Dozens of homeless people have died in an Eastern Europe cold snap, and some analysts blame a Soviet-era legacy of viewing the homeless as those who need to be punished instead of helped.
Temperatures have plunged to minus 27°C in some areas. At least 71 people have died overall in the past week, while hundreds have sought medical help for hypothermia and frostbite. Snow and ice have disrupted traffic and power in some parts.
Ukraine has been among the hardest-hit countries. As many as 43 people have died on its snow-covered streets, in hospitals and in their own homes in the past four days, authorities said yesterday.
They said most of the victims were homeless, and that some victims had been drinking and unaware of the danger.
In one village in the Cherkasy region in central Ukraine, a 44-year-old alcoholic fell asleep on the porch of her house and froze to death, said Olena Didyuk, spokeswoman for the Emergency Situations Ministry.
Ukrainian authorities have set more than 1,730 heating shelters across the country — large green or beige tents — in which the homeless can get warm and are offered sandwiches, boiled potatoes, pork fat (a traditional Ukrainian dish), hot tea and coffee.
Still, more than 540 people have been hospitalized with hypothermia and frostbite, Ukrainian health officials said. Ukraine’s 1+1 channel broadcast footage of a man being treated for frostbite on his toes, which had turned completely black.
“I drank and fell asleep on the bench. I woke up in the middle of the night and couldn’t feel my feet,” the unidentified man said from a hospital bed.
Hospitals were instructed to refrain from discharging homeless patients even if treatment was finished to save them from the cold, said Svitlana Tikhonenko, spokeswoman for the Ukrainian Health Ministry.
Those measures helped save some lives, she said.

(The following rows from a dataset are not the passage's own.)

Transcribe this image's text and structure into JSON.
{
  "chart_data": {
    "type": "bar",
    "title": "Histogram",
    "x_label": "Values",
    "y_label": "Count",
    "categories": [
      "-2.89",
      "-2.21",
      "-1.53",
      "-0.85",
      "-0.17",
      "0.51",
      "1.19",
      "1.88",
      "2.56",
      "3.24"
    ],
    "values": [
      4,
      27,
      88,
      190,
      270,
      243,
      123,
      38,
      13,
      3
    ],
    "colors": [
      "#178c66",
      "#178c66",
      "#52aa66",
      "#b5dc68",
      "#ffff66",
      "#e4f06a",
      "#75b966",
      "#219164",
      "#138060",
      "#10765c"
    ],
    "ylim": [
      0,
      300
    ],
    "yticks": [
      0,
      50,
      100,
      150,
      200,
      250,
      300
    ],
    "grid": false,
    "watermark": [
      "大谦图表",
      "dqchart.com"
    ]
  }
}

Two years ago, 47 people perished over a similar time period during a cold wave.
“Unfortunately, people continue to die, but we are taking all the measures to prevent them,” Tikhonenko said.
Some experts suggested that the high death toll from the cold is linked to authorities’ unwillingness and incompetence in dealing with the homeless.
Pavlo Rozenko, an expert on social policy with the Kiev-based Razumkov Center, said that Ukrainian authorities suffer from the Soviet legacy of viewing the homeless as alcoholics, drug addicts and do-nothings who need to be punished and locked away from society instead of helped.
“The country doesn’t know yet how to take care of its homeless,” Rozenko said.
Kiev municipal head Oleksandr Popov ordered city schools and colleges closed starting on Wednesday as temperatures are expected to drop to minus 28°C.
“They will be on a break at least until Monday,” Popov said on his Web site.
In Poland, five people died of hypothermia in the last 24 hours, bringing the death toll from the cold to 15 in the last four days, the national police said.
Temperatures sank on Tuesday to minus 27°C in the southeastern Polish city of Ustrzyki Gorne — and forecasts predicted minus 29°C in the region overnight.
In Romania, two people died in the past 24 hours because of the frigid weather, the health ministry said on Tuesday, bringing the total to eight since the cold spell began last week. Temperatures plunged to minus 20°C overnight in Bucharest.
In Russia, one person died of the cold in Moscow, where temperatures fell to minus 21°C, the city’s health department said. The Russian Emergencies Ministry is not reporting deaths across the country yet.